On Monday, analysts will look for earnings to grow roughly 170% year-over-year. That's not a typo. The consensus estimate is 83 cents per share, which will more than double last year's mark of 31 cents. This means that the Street is bullish on the company's future. In fact, over the past three months, estimates have risen from 77 cents. For the full year, the Street will be looking for earnings of $4.14 per share.
Revenue, meanwhile, is projected to surge 24% year-over-year to $1.27 billion for the quarter. Last year, the streaming movie giant posted revenue of $1.02 billion. For the full year, revenue is seen coming in at $5.38 billion. From my vantage point, these numbers are extremely conservative. And I don't see how Netflix will miss any of its targets. This is a company that knows how to deliver the goods.
Consider, over the previous four quarters, the company has delivered consistent double-digit year-over-year revenue growth. Even more impressive is the fact that revenue has surged by an average of 20% during that span, including a 22% jump in the third quarter. Despite these successes, it's a little surprising that investors suddenly feel threatened by Apple's recent deal with Comcast (NASDAQ:CMCSA).
As dominant has been Apple and the company's drive to re-invent TV, Apple is not yet in a position to threaten Netflix's subscribers. And more than anything, this is why the talking point has led to a possible acquisition by Apple. Content is king. And despite the inroads Apple may make in short periods of time, Apple will have a hard time matching Netflix's library, much less, surpassing.
For that matter, Amazon (NASDAQ:AMZN) has proven to be no threat. Despite the advantages Amazon has presented with bundling its Prime Streaming service, Netflix continues to grow subscribers at an impressive rate. Plus, unlike Netflix, Amazon has yet to explore international expansion. This is because the company feels it is too early.

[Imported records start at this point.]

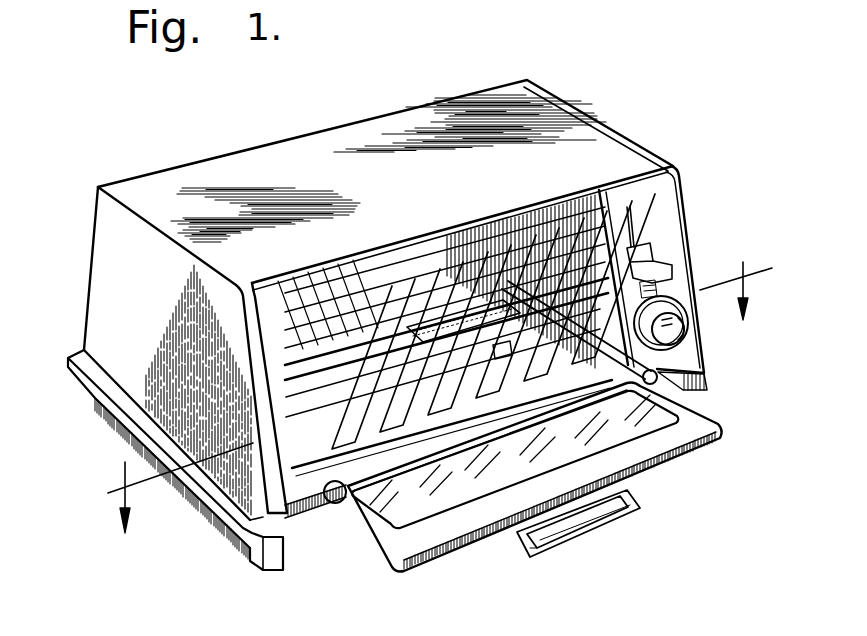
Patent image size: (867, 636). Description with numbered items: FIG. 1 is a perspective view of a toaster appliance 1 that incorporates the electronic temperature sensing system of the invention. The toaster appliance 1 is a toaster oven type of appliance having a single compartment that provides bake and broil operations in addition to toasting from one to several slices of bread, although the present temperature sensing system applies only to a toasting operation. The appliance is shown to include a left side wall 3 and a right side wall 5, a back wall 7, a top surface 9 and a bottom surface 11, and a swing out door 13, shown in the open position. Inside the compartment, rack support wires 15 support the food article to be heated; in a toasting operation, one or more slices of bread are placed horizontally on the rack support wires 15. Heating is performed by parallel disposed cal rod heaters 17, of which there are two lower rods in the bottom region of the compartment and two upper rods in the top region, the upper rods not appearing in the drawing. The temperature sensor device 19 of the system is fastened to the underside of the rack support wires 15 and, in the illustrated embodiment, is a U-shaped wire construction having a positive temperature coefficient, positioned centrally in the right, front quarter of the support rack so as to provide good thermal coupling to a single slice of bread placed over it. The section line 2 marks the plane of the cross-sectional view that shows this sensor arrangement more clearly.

The toaster appliance 1 is at (366, 106).
The section line 2- 2 is at (434, 382).
The left side wall 3 is at (104, 231).
The right side wall 5 is at (630, 140).
The back wall 7 is at (88, 272).
The top surface 9 is at (478, 100).
The bottom surface 11 is at (295, 492).
The swing out door 13 is at (447, 560).
The rack support wires 15 is at (348, 298).
The cal rod heaters 17 is at (337, 377).
The temperature sensor device 19 is at (512, 358).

Amazon wants more data from its domestic operation before investing in global growth. Netflix, meanwhile, has amassed 44 million worldwide subscribers, and expects to grow that figure by an additional 4 million in 2014, helped by Netflix's ability to differentiate itself by offering original content. Apple and Amazon are in no position to do this.
This is why CEO Reed Hastings considers HBO his company's only true threat. And let's assume that the Apple and Comcast discussions lead to some more than just talk, it is still unlikely that Apple will enter Netflix's market. Consider, Netflix offers unlimited streaming. Given Apple's strict attention to profit margins, Apple is not likely to follow this model.

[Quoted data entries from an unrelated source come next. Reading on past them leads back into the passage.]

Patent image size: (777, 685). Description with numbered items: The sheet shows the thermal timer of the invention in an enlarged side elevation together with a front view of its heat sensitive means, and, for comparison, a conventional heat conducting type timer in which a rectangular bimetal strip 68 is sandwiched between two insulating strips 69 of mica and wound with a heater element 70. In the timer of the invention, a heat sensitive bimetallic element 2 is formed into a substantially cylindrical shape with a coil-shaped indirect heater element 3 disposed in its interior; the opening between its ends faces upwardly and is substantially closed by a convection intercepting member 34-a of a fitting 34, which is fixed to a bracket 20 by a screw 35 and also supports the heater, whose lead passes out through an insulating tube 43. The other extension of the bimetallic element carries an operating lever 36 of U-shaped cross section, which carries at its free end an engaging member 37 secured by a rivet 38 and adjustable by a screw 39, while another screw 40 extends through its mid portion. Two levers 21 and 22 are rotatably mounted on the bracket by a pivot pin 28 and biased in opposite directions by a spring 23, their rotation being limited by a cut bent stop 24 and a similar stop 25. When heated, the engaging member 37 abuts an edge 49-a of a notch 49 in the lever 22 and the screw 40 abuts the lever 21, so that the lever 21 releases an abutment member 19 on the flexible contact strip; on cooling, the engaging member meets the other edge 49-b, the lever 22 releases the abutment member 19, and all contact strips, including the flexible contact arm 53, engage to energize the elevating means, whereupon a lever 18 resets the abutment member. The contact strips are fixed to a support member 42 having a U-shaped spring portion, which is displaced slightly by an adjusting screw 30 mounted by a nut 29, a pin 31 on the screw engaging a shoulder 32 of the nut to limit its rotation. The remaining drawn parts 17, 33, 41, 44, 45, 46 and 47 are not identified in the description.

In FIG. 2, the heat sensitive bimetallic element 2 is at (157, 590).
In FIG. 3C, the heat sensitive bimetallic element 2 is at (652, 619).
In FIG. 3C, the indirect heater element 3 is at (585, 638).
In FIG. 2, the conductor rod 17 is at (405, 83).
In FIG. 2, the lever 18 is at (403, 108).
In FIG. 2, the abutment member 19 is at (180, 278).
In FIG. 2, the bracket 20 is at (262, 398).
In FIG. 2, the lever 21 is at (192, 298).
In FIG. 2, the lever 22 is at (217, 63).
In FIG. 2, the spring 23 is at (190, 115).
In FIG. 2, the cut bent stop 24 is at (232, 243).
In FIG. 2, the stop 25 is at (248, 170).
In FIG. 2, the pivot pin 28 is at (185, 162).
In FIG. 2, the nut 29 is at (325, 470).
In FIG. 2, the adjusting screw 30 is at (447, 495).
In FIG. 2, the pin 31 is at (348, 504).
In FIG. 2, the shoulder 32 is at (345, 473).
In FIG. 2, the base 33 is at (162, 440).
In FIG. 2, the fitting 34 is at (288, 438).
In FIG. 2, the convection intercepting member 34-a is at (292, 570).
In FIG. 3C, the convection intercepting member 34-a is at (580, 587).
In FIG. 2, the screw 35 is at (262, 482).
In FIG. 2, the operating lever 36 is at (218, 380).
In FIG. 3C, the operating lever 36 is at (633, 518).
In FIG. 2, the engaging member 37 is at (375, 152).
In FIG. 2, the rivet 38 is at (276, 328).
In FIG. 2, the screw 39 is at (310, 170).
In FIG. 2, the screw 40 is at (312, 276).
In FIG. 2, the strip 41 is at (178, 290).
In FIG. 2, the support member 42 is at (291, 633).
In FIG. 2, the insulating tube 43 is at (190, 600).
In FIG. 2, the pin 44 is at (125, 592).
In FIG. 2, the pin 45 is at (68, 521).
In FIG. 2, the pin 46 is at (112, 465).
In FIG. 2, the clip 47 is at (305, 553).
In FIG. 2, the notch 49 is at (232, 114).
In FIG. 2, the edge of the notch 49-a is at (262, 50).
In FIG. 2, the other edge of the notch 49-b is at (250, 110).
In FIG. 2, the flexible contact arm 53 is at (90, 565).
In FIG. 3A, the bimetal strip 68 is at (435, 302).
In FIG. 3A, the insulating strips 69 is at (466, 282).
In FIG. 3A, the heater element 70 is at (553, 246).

Instead Apple's appeal will be in its ability to offer an à la carte model - something that consumers have been for years begging for. Plus, with Apple's current Apple TV device, which produced $1 billion in revenue for 2013, Apple will be more focused on growing that business than engaging in a content battle with Netflix. So for now, it's time to put away the "Apple will the death of Netflix" signs.
With Netflix stock still down sharply from their 52-week high, I would be a buyer here ahead of first-quarter earnings. While momentum is indeed a two-way street, it take one solid quarter to remind investors of the errors of their ways. And on the basis of growing free cash flow, revenue and global subscribers, these shares will regain their $400 market shortly after these results are announced.
Disclosure: I am long AAPL.
Business relationship disclosure: The article has been written by Wall Street Playbook's tech sector analyst. Wall Street Playbook is not receiving compensation for it (other than from Seeking Alpha). Wall Street Playbook has no business relationship with any company whose stock is mentioned in this article.